Diminuir faixas de preservação permanente é potencializar tragédias nas cidades
* Malu Ribeiro
Sancionada no final do ano passado, a Lei 14.285 modifica o Código Florestal e repassa aos municípios a definição de regras específicas de uso e ocupação do solo nas Áreas de Preservação Permanente (APPs) de margens de rios e mananciais.
Essa fragilização da lei está sendo questionada no Supremo Tribunal Federal por reduzir a proteção ambiental no Brasil e potencializar riscos de vida e de saúde pública à população urbana.A ocupação das APPs para moradias ou atividades comerciais é de alto risco e tende a ampliar as tragédias anunciadas, vitimando pessoas a cada evento climático extremo.
Neste momento de crise hídrica e sanitária em que o mundo está atento e em busca de soluções para enfrentamento das mudanças do clima, os legisladores deveriam estar empenhados em aperfeiçoar normas ambientais capazes de tornar nossas cidades resilientes.
Mas, infelizmente, com essa flexibilização, o Congresso Nacional atuou em sentido contrário, atendendo à pressão do setor imobiliário, à visão imediatista e de negação do conhecimento científico.

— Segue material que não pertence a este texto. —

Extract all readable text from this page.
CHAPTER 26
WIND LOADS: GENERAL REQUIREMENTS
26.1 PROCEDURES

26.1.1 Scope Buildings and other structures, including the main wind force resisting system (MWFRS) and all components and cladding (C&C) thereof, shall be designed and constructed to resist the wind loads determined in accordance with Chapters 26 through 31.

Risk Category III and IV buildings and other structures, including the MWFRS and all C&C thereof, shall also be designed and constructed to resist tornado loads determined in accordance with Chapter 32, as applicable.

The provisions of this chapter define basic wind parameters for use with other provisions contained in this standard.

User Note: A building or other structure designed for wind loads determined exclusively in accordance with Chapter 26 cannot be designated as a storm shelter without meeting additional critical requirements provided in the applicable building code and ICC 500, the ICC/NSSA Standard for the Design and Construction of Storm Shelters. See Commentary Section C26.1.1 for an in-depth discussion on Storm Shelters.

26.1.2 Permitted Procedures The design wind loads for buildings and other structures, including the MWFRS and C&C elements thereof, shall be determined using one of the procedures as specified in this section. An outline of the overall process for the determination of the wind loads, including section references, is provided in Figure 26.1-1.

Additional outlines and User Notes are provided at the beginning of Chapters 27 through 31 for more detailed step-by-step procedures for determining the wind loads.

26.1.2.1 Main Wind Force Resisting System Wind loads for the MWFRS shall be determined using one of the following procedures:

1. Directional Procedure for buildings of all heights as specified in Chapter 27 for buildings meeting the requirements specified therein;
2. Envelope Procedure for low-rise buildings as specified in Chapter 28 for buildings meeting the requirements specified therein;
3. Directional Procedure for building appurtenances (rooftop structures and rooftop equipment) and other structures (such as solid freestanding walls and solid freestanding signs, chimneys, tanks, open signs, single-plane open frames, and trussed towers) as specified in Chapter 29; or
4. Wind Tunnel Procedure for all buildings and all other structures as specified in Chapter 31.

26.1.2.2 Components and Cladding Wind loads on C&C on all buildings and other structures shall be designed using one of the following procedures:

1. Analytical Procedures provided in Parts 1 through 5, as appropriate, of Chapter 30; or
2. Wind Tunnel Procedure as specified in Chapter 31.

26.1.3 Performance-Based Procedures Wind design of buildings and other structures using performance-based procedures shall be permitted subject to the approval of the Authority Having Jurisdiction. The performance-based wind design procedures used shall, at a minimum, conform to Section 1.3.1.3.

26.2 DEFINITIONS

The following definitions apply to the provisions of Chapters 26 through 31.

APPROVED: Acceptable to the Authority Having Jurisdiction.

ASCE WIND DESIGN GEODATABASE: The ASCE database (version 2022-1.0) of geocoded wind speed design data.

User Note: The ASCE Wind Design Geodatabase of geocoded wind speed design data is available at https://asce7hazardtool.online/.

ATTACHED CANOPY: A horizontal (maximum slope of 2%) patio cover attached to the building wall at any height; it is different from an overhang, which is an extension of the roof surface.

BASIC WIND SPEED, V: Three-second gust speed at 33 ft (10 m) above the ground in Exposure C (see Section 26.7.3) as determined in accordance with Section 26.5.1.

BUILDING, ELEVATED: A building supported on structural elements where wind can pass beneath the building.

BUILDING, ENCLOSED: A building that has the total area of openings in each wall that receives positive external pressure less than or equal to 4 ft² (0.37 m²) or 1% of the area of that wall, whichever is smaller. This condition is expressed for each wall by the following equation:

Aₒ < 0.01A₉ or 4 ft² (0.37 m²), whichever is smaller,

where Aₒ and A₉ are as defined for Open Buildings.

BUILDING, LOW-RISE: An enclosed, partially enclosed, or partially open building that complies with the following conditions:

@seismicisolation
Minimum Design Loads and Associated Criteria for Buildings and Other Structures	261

É importante resgatar que as faixas de preservação permanente urbanas – além dos serviços ambientais e ecossistêmicos que prestam – são áreas de risco, suscetíveis a enchentes, deslizamentos e problemas sanitários quando ocupadas de forma inadequada.
As intervenções e ocupações nas faixas de proteção de rios e mananciais urbanos comprometem a qualidade da água, a dinâmica das bacias hidrográficas e, por consequência, a saúde pública para além dos limites do território do município. Por esse motivo a definição das regras de proteção e do tamanho das faixas de APP de cursos d’água não pode se caracterizar meramente como de interesse local.
A própria Constituição Federal determina que a água e as florestas são bens de interesse coletivo, patrimônios naturais que devem ser regulados pela União e Estados, deixando os municípios responsáveis por questões de interesse local.
Casos recentes de impactos decorrentes de enchentes em diversas regiões do Brasil deixam evidente a gravidade das consequências e o perigo de intervenções e ocupações indevidas ao longo dos cursos d’água em áreas urbanas. É um duplo flagelo social em que pessoas sem acesso a programas habitacionais são levadas a ocupar áreas de risco, sem acesso ao saneamento básico e a condições dignas de moradias.
Cuidar adequadamente do uso e ocupação do solo nas cidades, de forma a promover o uso social e ambiental do território, é dever dos municípios.
O risco de insegurança jurídica da Lei é alto, em que pese a nova norma estabelecer que em áreas urbanas consolidadas, devem ser ouvidos os conselhos estaduais, municipais ou distrital de meio ambiente, o município poderá definir as faixas protetivas, menores do que estabelece o Código Florestal, desde que não sejam áreas de risco de desastres e que sejam observadas as diretrizes do plano de recursos hídricos, do plano de bacia, do plano de drenagem ou do plano de saneamento básico.
É evidente o potencial de risco e de conflitos se cada um dos 5.568 municípios e os distritos federais de Brasília e Fernando de Noronha passarem a definir faixas diferentes de uso e ocupação do solo nas margens de rios e cursos d’água. Assim como é notória a omissão da União em definir regras gerais e harmônicas para o uso dos recursos naturais no país, repassando sua competência aos entes federados.
Por isso, a decisão do Supremo Tribunal Federal sobre essa matéria é de grande importância para a sociedade que deve estar atenta e priorizar, nesta eleição, os candidatos e candidatas que tenham compromisso com a causa ambiental, que nada mais é que a causa da vida.
*Malu Ribeiro é diretora de Políticas Públicas da Fundação SOS Mata Atlântica.